Last night, Jim Tracy managed the Rockies like I tend to manage my fantasy teams. Tracy, doing his best Tony La Russa impression, obsessed over every possible angle only to have it all blow up in his face. His ninth-inning decision to pinch-hit Jason Giambi for Jonathan Herrera was as bad as it gets. For the life of me, I can’t figure out why he would lift the team’s best situational hitter in a one run ballgame with the speedy Dexter Fowler on first and one out. It was like he didn’t have the patience to play extra innings. He decided that either Giambi or Helton was going to win it with one swing or they were going to lose. Also, it’s not like Herrera was having a bad game. He was two for four with a triple before being pulled. What’s more, before that at-bat, Giambi hadn’t seen a live pitch since the Rox were in Florida over a week ago. Naturally, he struck out on three pitches.
This team has become dangerously reliant on the three-run dinger and Tracy’s move only further enabled that mentality. Over the past week, they have abandoned the grind- it-out approach that worked so well for the first month of the season. In general, they are taking very poor at-bats with runners in scoring position — 0-6 last night. They have not scored over five runs in a game since April 20th.
The bottom half of the lineup is mostly to blame for the team’s recent hitting woes. Basically, it’s a black hole that sucks up momentum and kills rallies. Last night’s sixth, seventh, and eighth hitters are all batting well under .200. In fairness, one of those hitters, Chris Iannetta, has a .395 OBP. Also, Spilly was playing because a lefty was on the bump. But, Jose Lopez is an utter waste of space. In fact, the third base position as a whole has become an offensive vacuum. The platoon of Ty Wigginton and Jose Lopez is very ineffective and it’s time for the Rockies to go in a different direction.
So what’s to be done with the hot corner? Bringing Ian Stewart back is a step in the right direction. I gave up on Ian becoming a star a long time ago, but he’s probably better than Ty Wigginton and definitely a step up from Jose Lopez. Even at his worst, Ian provides the threat of power and gets on base.
In eighty plate appearances this season, Lopez has one walk. He’s also hitting a buck-forty. When the Rockies acquired Lopez, they fooled themselves and their fans into thinking he was an everyday player. Ask any Mariners’ fan about Jose, and they’ll tell you that he’s not very good. If he was, Seattle wouldn’t have dumped him for Chaz Roe. Typically, teams aren’t in the business of trading solid big league talent for middle of the road minor league pitchers.** Lopez is a bench player with a semi-useful glove. If you rely on him to do something more, your team is in big trouble.
Currently, Ty Wigginton has a .309 OBP. While that seems rather low for him, it’s actually on par with what he’s done over the last couple of years. However, right now, Wiggy’s biggest problem is a lack of pop. His .383 slugging percentage is a career low and there isn’t much to indicate that he can turn it around. Over the last two seasons, his OPS is right around .730. As bad as Ian was last year, his OPS was close to .800. Also, Ian is much better defensively.
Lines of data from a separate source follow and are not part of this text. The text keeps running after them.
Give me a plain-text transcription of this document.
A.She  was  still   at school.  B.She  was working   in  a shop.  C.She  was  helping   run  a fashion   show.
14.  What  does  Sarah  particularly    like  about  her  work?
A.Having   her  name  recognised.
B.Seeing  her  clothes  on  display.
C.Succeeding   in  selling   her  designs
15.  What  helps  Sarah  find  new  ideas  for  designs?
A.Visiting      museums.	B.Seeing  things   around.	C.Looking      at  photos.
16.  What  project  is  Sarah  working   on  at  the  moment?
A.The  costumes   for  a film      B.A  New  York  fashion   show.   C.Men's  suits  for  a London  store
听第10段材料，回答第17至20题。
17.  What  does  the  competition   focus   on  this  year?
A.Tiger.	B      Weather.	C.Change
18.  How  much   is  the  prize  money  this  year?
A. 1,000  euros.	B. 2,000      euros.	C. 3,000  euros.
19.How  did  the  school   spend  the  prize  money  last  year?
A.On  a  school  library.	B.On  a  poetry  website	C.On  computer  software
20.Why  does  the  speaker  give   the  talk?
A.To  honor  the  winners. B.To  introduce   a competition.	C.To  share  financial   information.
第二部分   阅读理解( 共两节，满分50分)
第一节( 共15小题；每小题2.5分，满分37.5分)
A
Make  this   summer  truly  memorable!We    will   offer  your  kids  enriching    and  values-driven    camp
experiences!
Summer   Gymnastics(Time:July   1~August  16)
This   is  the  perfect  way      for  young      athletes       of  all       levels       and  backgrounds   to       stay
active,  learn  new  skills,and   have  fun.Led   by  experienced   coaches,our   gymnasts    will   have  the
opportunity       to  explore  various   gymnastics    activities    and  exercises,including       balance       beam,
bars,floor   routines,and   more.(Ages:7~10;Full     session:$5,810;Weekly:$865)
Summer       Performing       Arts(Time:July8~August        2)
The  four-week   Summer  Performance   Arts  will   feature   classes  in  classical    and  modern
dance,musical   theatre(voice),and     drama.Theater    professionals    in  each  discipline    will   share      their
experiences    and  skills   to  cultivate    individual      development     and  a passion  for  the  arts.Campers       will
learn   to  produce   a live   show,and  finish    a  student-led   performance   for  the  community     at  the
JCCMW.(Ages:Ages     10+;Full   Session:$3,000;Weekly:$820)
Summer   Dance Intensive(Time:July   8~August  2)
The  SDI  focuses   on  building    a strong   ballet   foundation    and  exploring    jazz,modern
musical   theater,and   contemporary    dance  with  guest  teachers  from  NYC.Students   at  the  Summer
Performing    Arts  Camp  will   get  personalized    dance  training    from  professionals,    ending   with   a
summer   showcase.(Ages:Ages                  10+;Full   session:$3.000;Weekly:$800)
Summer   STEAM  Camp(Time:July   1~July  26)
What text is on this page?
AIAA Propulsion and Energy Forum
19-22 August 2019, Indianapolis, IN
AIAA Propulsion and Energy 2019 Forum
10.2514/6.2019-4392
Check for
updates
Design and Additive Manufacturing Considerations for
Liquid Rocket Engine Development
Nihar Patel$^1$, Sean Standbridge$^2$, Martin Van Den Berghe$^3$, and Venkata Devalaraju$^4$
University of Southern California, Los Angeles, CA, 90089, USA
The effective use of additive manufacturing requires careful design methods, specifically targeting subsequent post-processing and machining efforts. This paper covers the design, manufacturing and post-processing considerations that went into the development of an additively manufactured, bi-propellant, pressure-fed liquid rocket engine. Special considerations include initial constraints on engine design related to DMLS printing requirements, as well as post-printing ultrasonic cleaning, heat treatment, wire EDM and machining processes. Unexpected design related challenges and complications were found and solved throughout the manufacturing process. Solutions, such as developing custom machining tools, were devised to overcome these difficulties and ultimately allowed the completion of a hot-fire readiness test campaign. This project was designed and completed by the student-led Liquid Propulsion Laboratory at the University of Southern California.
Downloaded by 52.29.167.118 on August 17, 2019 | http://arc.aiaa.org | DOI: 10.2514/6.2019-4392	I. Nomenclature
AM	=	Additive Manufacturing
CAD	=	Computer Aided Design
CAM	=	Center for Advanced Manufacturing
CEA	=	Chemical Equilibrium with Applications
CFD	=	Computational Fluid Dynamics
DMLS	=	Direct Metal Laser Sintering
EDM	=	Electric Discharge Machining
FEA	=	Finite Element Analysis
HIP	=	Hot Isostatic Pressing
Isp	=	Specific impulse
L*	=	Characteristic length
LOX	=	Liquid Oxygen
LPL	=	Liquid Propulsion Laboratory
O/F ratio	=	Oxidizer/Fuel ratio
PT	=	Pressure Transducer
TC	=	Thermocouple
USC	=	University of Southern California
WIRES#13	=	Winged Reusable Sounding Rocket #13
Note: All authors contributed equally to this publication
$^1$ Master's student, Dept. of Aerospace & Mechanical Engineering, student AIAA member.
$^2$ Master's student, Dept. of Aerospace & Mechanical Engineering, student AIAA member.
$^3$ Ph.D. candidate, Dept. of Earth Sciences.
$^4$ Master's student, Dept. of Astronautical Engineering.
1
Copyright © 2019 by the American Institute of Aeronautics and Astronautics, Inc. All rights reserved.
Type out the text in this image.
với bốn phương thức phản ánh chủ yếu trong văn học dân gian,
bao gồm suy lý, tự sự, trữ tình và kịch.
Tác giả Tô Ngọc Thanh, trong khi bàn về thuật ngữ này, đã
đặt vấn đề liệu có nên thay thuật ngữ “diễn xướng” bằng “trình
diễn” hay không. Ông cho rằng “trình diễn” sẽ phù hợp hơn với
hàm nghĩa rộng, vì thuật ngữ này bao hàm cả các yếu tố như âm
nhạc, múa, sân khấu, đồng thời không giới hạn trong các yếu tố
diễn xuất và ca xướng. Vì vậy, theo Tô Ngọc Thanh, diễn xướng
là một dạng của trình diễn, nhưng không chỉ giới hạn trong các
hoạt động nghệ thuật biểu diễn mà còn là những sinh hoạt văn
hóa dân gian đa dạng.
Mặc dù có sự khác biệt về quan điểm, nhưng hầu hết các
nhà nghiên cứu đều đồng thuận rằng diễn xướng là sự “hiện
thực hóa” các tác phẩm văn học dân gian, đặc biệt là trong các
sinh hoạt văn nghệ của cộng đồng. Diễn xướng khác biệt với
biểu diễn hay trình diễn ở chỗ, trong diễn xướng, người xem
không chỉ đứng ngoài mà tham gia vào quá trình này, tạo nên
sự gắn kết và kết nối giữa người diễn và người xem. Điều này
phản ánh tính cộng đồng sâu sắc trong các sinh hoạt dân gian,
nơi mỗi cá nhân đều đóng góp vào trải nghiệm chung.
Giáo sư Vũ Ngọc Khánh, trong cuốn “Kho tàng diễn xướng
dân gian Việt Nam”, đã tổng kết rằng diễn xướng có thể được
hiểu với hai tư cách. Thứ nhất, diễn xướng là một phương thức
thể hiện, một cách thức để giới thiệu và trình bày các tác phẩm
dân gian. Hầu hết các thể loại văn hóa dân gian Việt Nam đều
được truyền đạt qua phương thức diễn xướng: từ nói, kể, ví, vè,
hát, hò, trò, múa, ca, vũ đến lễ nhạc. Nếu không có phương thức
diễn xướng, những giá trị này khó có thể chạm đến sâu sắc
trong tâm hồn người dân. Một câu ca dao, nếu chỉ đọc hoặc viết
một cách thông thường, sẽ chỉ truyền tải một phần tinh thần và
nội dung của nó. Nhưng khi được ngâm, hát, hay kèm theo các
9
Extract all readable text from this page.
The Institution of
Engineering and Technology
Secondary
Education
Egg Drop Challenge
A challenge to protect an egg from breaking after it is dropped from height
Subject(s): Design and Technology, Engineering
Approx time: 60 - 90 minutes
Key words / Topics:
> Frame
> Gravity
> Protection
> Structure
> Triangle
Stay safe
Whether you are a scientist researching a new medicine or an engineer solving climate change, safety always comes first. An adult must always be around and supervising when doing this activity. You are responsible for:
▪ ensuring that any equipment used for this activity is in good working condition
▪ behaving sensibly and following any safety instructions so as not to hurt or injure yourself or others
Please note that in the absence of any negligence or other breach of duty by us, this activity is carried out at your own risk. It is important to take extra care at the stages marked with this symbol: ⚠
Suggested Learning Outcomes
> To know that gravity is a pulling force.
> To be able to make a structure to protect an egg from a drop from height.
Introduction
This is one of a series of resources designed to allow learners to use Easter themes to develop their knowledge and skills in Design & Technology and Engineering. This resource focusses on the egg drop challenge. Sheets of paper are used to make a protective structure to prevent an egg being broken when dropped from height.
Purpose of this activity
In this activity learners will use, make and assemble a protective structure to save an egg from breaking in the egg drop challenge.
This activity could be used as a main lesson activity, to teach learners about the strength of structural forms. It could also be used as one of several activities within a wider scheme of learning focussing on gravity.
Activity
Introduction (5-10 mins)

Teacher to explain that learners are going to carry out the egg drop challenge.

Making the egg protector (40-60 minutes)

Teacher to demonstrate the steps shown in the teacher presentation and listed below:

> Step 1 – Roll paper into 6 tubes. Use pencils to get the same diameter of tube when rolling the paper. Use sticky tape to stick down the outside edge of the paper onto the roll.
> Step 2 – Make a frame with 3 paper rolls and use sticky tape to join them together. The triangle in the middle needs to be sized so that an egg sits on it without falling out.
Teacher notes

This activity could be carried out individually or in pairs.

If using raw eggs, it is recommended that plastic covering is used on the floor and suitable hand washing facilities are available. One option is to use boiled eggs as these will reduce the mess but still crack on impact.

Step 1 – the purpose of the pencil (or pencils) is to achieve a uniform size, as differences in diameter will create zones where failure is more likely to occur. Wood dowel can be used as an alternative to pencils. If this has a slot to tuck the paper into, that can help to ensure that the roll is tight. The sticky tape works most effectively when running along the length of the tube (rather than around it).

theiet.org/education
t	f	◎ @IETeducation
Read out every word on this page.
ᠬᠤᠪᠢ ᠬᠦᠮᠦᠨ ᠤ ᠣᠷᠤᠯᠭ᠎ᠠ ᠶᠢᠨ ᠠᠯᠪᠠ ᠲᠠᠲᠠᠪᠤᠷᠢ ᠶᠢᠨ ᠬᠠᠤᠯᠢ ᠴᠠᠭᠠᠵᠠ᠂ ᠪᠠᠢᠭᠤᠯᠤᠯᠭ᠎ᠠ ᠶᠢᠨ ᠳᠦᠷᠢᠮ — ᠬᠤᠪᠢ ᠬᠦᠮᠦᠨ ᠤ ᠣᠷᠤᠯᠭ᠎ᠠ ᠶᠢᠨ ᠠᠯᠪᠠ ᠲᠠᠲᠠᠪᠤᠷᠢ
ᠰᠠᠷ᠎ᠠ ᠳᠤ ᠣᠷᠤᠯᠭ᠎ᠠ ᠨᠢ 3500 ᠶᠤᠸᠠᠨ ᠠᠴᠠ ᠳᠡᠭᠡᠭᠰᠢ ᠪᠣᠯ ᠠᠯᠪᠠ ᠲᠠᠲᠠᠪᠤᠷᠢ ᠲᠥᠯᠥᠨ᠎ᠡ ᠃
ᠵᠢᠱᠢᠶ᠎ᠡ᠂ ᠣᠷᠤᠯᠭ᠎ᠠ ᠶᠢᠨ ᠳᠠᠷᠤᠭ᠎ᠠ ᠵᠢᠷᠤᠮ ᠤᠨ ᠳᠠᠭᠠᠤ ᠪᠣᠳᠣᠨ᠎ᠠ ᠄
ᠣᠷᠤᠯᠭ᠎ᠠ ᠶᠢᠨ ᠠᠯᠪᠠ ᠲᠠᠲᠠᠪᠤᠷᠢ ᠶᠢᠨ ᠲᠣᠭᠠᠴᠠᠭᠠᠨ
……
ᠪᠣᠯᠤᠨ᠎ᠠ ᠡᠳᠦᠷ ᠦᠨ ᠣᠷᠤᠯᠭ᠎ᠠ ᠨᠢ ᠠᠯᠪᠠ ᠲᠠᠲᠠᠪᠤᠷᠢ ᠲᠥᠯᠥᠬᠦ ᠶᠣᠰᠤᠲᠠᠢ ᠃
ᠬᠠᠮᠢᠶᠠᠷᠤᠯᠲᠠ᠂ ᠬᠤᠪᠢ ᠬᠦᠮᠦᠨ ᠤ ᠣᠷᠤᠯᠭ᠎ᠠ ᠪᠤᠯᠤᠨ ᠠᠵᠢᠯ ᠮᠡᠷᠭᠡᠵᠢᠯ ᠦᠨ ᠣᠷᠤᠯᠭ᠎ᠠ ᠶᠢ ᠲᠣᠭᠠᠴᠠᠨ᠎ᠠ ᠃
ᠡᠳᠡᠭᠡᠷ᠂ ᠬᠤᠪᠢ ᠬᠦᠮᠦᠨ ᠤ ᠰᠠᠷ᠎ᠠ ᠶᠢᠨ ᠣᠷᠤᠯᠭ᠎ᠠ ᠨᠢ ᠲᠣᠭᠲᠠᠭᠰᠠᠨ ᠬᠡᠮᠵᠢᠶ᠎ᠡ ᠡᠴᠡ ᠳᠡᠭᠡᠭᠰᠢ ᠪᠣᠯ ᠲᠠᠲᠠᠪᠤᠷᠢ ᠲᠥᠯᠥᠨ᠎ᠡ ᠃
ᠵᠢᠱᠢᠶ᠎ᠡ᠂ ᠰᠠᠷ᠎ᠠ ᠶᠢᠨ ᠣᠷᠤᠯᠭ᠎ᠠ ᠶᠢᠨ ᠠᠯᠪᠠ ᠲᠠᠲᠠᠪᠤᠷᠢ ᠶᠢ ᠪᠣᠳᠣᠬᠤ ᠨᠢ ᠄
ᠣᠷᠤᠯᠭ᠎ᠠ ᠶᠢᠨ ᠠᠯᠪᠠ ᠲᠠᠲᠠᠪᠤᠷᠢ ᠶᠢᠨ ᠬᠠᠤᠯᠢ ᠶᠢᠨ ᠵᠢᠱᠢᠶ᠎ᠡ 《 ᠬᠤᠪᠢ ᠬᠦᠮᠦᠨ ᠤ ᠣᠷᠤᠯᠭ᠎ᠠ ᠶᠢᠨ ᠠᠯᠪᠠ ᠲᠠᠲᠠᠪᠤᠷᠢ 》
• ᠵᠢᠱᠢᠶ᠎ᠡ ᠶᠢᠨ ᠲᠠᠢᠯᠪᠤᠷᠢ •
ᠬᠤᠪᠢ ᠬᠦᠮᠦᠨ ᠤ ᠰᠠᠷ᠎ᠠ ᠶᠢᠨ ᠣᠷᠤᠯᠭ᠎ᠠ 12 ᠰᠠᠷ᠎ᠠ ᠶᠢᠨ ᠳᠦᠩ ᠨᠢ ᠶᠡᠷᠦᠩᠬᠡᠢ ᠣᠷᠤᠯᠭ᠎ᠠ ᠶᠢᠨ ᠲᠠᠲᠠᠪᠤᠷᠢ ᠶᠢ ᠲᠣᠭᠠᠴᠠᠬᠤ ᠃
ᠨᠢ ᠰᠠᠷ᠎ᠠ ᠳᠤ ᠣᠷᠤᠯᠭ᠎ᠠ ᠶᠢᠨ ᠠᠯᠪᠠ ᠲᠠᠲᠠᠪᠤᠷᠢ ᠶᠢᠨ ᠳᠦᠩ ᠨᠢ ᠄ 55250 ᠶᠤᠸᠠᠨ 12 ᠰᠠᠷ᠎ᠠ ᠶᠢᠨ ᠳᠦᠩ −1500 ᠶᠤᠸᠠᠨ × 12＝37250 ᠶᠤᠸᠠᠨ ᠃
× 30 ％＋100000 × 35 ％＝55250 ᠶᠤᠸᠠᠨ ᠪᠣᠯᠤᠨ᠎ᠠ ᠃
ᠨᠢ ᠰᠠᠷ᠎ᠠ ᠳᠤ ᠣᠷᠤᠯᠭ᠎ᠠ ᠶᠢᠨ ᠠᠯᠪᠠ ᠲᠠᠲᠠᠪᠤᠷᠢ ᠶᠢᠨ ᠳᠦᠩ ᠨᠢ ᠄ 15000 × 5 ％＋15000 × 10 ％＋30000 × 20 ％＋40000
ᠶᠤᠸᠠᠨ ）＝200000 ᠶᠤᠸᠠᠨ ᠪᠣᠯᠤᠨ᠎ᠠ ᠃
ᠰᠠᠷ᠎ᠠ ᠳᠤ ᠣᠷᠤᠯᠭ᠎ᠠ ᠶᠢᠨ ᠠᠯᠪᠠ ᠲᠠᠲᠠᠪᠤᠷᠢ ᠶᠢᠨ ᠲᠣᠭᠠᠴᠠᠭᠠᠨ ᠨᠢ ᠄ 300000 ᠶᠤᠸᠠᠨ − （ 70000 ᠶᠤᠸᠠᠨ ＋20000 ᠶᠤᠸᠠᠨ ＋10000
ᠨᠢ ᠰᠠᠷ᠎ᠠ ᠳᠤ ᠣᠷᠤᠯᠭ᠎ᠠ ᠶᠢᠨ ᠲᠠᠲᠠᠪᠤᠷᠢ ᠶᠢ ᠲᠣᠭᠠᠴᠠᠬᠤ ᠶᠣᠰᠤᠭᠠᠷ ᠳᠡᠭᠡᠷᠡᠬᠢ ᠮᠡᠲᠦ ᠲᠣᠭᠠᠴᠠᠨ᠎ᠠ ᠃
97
It’s interesting that the Rox would be so patient with Wiggy and Lopez and so impatient with Stewart. Granted, the two new Rockies are established veterans, but this team is better with Ian Stewart at third. It’s unfortunate that he got off to such a rocky start, but he had the right attitude about being sent down, and, according to sources, he found his swing in Colorado Springs. Now Tracy needs to let him play every day — even if he struggles. After time, if Ian can’t figure it out, the Rockies need to make a move. It will be a shame if their season falls apart because they can’t find a third baseman capable of making a contribution.
** The Pirates and Royals are an obvious exception to this rule.